Prim Care Companion J Clin Psychiatry. 2000 Aug;2(4):134-138. doi: 10.4088/pcc.v02n0406.


BACKGROUND: Alzheimer's disease (AD) is the most common cause of dementia in later life. It is manifested by gradual and progressive decline in cognitive function and ability to perform activities of daily living (ADL) and the development of behavioral disturbances. Progressive reduction in functional ability reduces independence and quality of life and adversely affects caregivers and society. Therefore, benefit from any AD therapy may be obtained not only from improved function but also from stabilization or reduced worsening of function.

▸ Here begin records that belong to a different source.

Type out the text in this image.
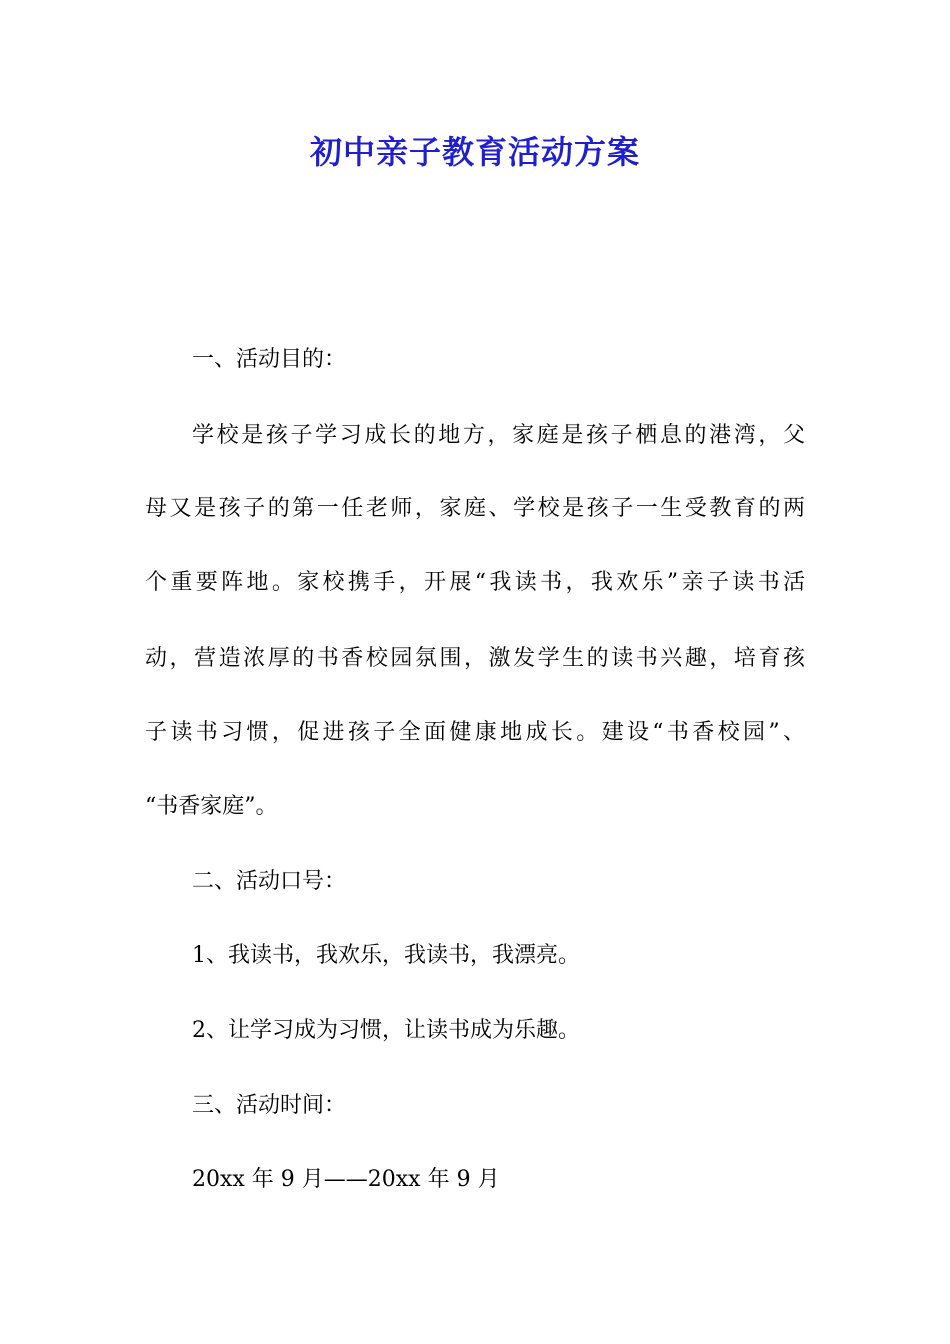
初中亲子教育活动方案
一、活动目的：
学校是孩子学习成长的地方，家庭是孩子栖息的港湾，父
母又是孩子的第一任老师，家庭、学校是孩子一生受教育的两
个重要阵地。家校携手，开展“我读书，我欢乐”亲子读书活
动，营造浓厚的书香校园氛围，激发学生的读书兴趣，培育孩
子读书习惯，促进孩子全面健康地成长。建设“书香校园”、
“书香家庭”。
二、活动口号：
1、我读书，我欢乐，我读书，我漂亮。
2、让学习成为习惯，让读书成为乐趣。
三、活动时间：
20xx 年 9 月——20xx 年 9 月
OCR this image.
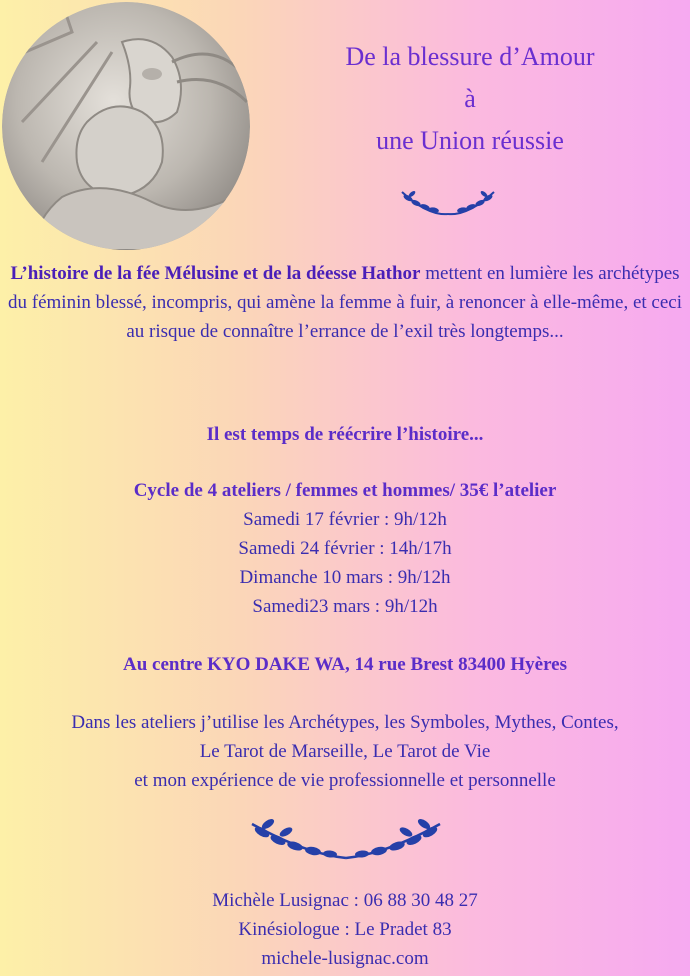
De la blessure d’Amour

à

une Union réussie

L’histoire de la fée Mélusine et de la déesse Hathor mettent en lumière les archétypes du féminin blessé, incompris, qui amène la femme à fuir, à renoncer à elle-même, et ceci au risque de connaître l’errance de l’exil très longtemps...

Il est temps de réécrire l’histoire...

Cycle de 4 ateliers / femmes et hommes/ 35€ l’atelier
Samedi 17 février : 9h/12h
Samedi 24 février : 14h/17h
Dimanche 10 mars : 9h/12h
Samedi23 mars : 9h/12h

Au centre KYO DAKE WA, 14 rue Brest 83400 Hyères

Dans les ateliers j’utilise les Archétypes, les Symboles, Mythes, Contes,
Le Tarot de Marseille, Le Tarot de Vie
et mon expérience de vie professionnelle et personnelle
Michèle Lusignac : 06 88 30 48 27
Kinésiologue : Le Pradet 83
michele-lusignac.com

METHOD: This retrospective study of pooled data from 3 randomized, placebo-controlled trials (N = 2126) compared the incidence of different levels of worsening between 2 rivastigmine treatment groups and a placebo group at week 26 for cognition, using the Alzheimer's Disease Assessment Scale-Cognitive subscale (ADAS-Cog); global functioning, using the Clinicians' Interview-Based Impression of Change-Plus (CIBIC-Plus); and ADL, using the Progressive Deterioration Scale (PDS). Categories of worsening analyzed for each scale were as follows: ADAS-Cog: any decline, >/= 4-point decline, >/= 7-point decline; CIBIC-Plus: stabilized/worsened (rating = 4, 5, 6, or 7), any worsening (rating = 5, 6, or 7); PDS: any worsening, >/= 10% worsening. RESULTS: Patients treated with rivastigmine, 6-12 mg/day, showed significantly less decline in cognition, global functioning, and ADL for all categories of worsening examined compared with patients who received placebo. The reduction in decline compared with placebo was greater in the group receiving 6-12 mg/day of rivastigmine compared with the treatment group receiving 1-4 mg/day of rivastigmine. CONCLUSION: Rivastigmine reduces the amount of worsening observed in cognition, global functioning, and ADL in a 6-month trial period.